Par un mémoire en défense, enregistré le 7 mars 2018, le centre de gestion de la fonction publique territoriale de La Réunion, représenté par MeH..., conclut au rejet de la requête de M. M...et à ce que soit mise à sa charge la somme de 3 000 euros sur le fondement des articles L. 761-1 du code de justice administrative.

Il fait valoir que :

- la requête d'appel de M. M...est irrecevable au regard de l'article R. 811-2 du code de justice administrative, dès lors que le jugement est du 26 juin 2017, alors que la requête d'appel est du 30 août 2017 ;

- les moyens de légalité externe présentés en appel sont irrecevables dès lors que la demande de première instance ne comportait que des moyens de légalité interne ;

- l'article 39 de la loi du 26 janvier 1984 relatif à la promotion interne constitue un dispositif distinct de celui de l'avancement de grade, la promotion interne reposant sur l'appréciation de la valeur professionnelle et des acquis de l'expérience professionnelle de l'agent ; les agents bénéficiant d'une décharge syndicale peuvent être évalués de la même façon que les autres agents, l'autorité territoriale pouvant notamment apprécier l'activité exercée par l'agent dans le cadre de ses activités syndicales ; toutefois aucune disposition n'attribue au fonctionnaire territorial se trouvant en décharge d'activité, de droit à bénéficier d'un avancement automatique au titre de la promotion interne ; aucune disposition ne permet comme le soutient le requérant d'opérer une analogie entre l'avancement au titre de la promotion interne et l'avancement de grade ; le centre de gestion n'est pas tenu de faire figurer l'ensemble des candidats susceptibles d'être promus, sur le projet de liste soumis à la CAP ; pour l'année 2015, seulement cinq recrutements dans le cadre d'emplois des attachés territoriaux étaient ouverts par la voie de la promotion interne, et il convenait de sélectionner cinq candidats ; 452 agents étaient promouvables, et 135 agents ont fait l'objet d'une proposition de promotion interne ; le centre de gestion a préétabli une liste de cinq noms ; les membres de la CAP ont privilégié les compétences et les valeurs des agents indépendamment de toute appartenance politique ou syndicale.

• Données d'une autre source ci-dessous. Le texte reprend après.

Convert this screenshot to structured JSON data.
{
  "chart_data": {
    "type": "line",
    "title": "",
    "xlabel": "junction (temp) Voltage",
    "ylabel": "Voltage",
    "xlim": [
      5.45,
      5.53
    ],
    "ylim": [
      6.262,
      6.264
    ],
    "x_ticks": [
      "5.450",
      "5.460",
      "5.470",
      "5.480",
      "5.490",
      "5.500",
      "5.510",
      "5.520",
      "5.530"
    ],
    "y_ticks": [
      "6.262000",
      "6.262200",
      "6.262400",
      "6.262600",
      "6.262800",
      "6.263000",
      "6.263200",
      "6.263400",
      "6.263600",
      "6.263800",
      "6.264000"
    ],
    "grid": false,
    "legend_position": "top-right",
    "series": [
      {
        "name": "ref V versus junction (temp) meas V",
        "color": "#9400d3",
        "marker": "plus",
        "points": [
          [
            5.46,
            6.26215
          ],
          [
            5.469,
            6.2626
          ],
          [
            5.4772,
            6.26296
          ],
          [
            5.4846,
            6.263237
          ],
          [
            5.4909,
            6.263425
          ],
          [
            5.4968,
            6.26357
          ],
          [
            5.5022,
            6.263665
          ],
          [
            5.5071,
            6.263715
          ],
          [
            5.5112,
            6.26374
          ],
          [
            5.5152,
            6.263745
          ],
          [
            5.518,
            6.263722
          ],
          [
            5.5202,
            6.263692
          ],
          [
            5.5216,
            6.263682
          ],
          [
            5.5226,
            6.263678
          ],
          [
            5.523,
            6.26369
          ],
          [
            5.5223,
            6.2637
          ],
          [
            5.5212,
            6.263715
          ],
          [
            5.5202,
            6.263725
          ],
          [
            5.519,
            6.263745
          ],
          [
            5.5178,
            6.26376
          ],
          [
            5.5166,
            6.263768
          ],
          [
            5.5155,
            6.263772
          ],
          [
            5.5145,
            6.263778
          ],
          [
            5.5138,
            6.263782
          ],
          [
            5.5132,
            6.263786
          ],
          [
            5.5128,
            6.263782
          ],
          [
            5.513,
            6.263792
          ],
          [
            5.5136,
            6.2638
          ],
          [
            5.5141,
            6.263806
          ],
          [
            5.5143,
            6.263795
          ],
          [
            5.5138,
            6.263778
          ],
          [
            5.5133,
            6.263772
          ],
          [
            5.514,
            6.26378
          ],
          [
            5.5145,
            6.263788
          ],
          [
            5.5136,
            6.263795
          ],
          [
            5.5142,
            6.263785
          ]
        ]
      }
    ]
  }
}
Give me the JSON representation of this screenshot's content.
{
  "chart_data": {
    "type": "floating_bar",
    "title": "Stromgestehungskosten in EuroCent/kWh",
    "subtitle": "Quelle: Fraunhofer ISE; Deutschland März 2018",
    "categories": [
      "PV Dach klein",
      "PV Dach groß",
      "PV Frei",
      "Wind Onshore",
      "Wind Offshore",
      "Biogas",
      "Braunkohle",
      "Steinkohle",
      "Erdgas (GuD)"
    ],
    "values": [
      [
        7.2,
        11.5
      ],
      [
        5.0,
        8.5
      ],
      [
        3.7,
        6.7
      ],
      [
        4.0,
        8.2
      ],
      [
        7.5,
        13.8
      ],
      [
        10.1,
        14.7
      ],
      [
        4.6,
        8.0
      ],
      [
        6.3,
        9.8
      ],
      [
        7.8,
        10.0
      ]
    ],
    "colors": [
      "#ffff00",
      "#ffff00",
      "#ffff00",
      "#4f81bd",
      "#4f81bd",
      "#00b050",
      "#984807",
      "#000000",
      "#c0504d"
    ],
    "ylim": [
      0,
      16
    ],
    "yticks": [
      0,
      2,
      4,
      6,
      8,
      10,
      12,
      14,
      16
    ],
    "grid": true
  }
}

Par un mémoire distinct enregistré le 9 novembre 2017, M. B...M..., demande au Conseil constitutionnel de se prononcer sur la constitutionnalité de l'article 77 de la loi du 26 janvier 1984 portant dispositions statutaires relatives à la fonction publique territoriale.

Par un mémoire enregistré le 16 novembre 2017, le centre de gestion de la fonction publique territoriale de La Réunion demande le rejet de la demande de M. M....

Par ordonnance du 29 janvier 2018, le président de la 6ème chambre de la cour administrative d'appel de Bordeaux a jugé qu'il n'y avait pas lieu de transmettre au Conseil d'Etat la question ainsi soulevée.

Vu les autres pièces du dossier.

Vu :

- la loi n° 83-634 du 13 juillet 1983 ;

- la loi n° 84-53 du 26 janvier 1984 portant dispositions statutaires relatives à la fonction publique territoriale ;

- le code de justice administrative.

Les parties ont été régulièrement averties du jour de l'audience.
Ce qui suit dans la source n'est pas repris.